The following chapters reflect a similar trajectory in other media, examining the films of Elia Suleiman, Hany Abu-Assad and Rashid Masharawi, the visual art of Mona Hatoum and Sharif Waked, the generationally shifting music of classical or folk traditions as performed by Reem Talhami, Marcel Khalife and Reem Kelani, and the rap and hip-hop of artists such as DAM and Arapeyat.

Cultural elite

As an academic book looking at often avant-garde art, some parts of In the Wake of the Poetic are dense and technical, especially the early chapters in which Rahman describes the theories behind her ideas.

Unusually for an academic text, however, Rahman focuses on contemporary, experimental artists.
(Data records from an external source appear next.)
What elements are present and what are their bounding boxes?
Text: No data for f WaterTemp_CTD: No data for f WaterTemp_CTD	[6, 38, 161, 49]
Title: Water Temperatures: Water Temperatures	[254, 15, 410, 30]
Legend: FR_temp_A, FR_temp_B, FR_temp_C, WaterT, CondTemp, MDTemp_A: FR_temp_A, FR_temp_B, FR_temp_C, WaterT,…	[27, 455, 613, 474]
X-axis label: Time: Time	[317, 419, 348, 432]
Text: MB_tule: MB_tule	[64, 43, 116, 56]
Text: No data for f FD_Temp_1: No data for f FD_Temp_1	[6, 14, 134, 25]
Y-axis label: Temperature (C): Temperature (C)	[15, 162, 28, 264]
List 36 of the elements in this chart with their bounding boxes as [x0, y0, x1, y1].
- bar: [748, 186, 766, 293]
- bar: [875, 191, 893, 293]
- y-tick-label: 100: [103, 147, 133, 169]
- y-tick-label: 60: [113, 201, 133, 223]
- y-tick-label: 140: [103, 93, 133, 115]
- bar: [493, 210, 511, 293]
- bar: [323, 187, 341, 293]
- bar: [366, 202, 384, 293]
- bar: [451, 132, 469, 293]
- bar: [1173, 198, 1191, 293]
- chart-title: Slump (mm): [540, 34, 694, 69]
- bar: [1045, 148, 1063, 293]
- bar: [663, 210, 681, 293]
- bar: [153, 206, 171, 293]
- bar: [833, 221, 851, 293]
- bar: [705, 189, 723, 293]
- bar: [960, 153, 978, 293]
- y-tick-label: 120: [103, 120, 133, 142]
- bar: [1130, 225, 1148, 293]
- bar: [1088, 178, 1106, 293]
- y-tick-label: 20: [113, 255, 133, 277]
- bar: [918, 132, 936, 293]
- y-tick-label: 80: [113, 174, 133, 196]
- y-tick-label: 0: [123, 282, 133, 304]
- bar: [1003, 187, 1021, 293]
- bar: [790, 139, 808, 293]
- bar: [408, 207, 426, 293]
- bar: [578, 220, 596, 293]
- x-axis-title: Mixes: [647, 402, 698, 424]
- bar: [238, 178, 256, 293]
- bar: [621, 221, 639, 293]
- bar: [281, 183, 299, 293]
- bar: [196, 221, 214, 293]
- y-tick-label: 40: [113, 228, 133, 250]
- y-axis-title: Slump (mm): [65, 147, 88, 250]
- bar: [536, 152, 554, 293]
Darwish’s poems, she points out, were, and still are, genuinely popular among all levels of society – in “high art,” in spoken word or in songs, such as those of Lebanese star Marcel Khalife.

Among present-day Palestinians, however, many of the artists covered in this book might only be seen by an elite minority in art galleries or exclusive concert halls. Popular appeal instead turns toward hip-hop, as mentioned in the book’s final chapter, or the pop songs of Mohammed Assaf, the Gazan winner of the international Arab Idol competition in 2014.

This book is significant in that it tackles the works of several artists not widely analyzed by European and US scholars of Palestinian literature and culture, including some whose work is somewhat or completely inaccessible to non-Arabic-speaking audiences.

The elite and marginal nature of the work does highlight the problem, common among academic cultural studies, of the extent to which art reaching few people is discussed and debated. Popular art and music, which touches a much larger proportion of the population, is meanwhile ignored, or seen only in sociological rather than aesthetic terms.

Rahman’s attempt to explore all forms of Palestinian culture in her study also leads at times to a sense that we are only skimming the surface of the subject, particularly in the chapter on music. A deeper focus on fewer forms of art might have allowed for a more detailed analysis.

Nevertheless, Rahman’s book will appeal to those with an in-depth interest in Palestinian culture, as it considers in important ways the shifts between generations of artists and their differing influences and interactions with politics and popular ideas.

Sarah Irving is author of a biography of Leila Khaled and of the Bradt Guide to Palestine and co-editor of A Bird is not a Stone.